For their study, Toma and co-researcher Jeffrey Hancock, a communication professor at Cornell University, compared the personal descriptions written for four Internet dating websites with the writer’s actual height, weight and age. A detailed linguistic analysis was then performed. The complete findings appear in the Journal of Communication. Amongst the key findings:
- Liars are less likely to use the first-person pronoun “I.”
“Liars do this because they want to distance themselves from their deceptive statements,” Toma says. “The more deceptive the self-description, the fewer times you see ‘I.'” - Liars often employed negation, a flip of the language that would restate “happy” as “not sad,” or “exciting” as “not boring.”
- Profile fabricators tended to write shorter self-descriptions in their profiles.
“They don’t want to say too much,” Toma explained. “Liars experience a lot of cognitive load. They have a lot to think about. They less they write, the fewer untrue things they may have to remember and support later.” - Avoiding certain topics.
Toma said daters who had lied about their age, height or weight were likely to avoid discussing their appearance in their written descriptions, choosing instead to talk about work or life achievements.

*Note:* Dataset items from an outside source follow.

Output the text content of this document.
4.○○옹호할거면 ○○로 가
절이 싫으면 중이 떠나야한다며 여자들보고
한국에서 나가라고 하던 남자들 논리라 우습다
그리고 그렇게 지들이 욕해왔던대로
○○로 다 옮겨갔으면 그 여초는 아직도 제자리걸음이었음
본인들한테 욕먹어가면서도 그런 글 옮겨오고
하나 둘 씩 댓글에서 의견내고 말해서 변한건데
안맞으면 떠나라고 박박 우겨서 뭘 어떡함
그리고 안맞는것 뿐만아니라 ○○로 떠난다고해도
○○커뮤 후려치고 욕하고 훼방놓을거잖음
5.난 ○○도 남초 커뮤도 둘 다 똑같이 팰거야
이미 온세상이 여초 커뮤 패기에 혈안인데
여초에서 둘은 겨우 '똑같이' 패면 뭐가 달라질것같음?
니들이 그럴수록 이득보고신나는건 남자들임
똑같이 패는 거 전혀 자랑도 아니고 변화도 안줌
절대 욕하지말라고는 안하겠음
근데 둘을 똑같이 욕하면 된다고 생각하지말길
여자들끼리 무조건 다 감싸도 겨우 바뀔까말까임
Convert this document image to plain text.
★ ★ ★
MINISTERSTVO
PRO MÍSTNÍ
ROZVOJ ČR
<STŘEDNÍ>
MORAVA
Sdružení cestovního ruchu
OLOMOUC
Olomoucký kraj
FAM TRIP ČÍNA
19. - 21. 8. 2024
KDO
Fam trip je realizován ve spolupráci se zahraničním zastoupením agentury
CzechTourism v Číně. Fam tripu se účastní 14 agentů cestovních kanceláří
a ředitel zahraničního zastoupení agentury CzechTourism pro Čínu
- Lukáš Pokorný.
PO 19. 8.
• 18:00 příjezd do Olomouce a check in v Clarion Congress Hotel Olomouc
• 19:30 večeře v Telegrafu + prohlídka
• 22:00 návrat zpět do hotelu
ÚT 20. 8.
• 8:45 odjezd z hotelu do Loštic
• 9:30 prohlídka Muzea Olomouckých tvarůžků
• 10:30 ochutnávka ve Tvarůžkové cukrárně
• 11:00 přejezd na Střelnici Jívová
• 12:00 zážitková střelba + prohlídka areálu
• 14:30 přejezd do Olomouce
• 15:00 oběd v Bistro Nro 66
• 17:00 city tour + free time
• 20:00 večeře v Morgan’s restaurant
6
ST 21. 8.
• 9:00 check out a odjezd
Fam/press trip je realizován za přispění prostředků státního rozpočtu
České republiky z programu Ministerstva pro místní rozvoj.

In the second part of the study, the researchers asked a group of participants to judge the profiles based solely on the written self-descriptions. “We asked them to tell us how trustworthy the person who wrote each profile was. People are just bad at this. They might as well have flipped a coin,” Toma said, claiming the analysis provided a distinct advantage over the human assessors, correctly identifying profile liars about 65 percent of the time.
Toma says the findings are not out of line with what is known about liars in face-to-face situations. “Online daters’ motivations to lie are pretty much the same as traditional daters,” she says. “It’s not like a deceptive online profile is a new beast.”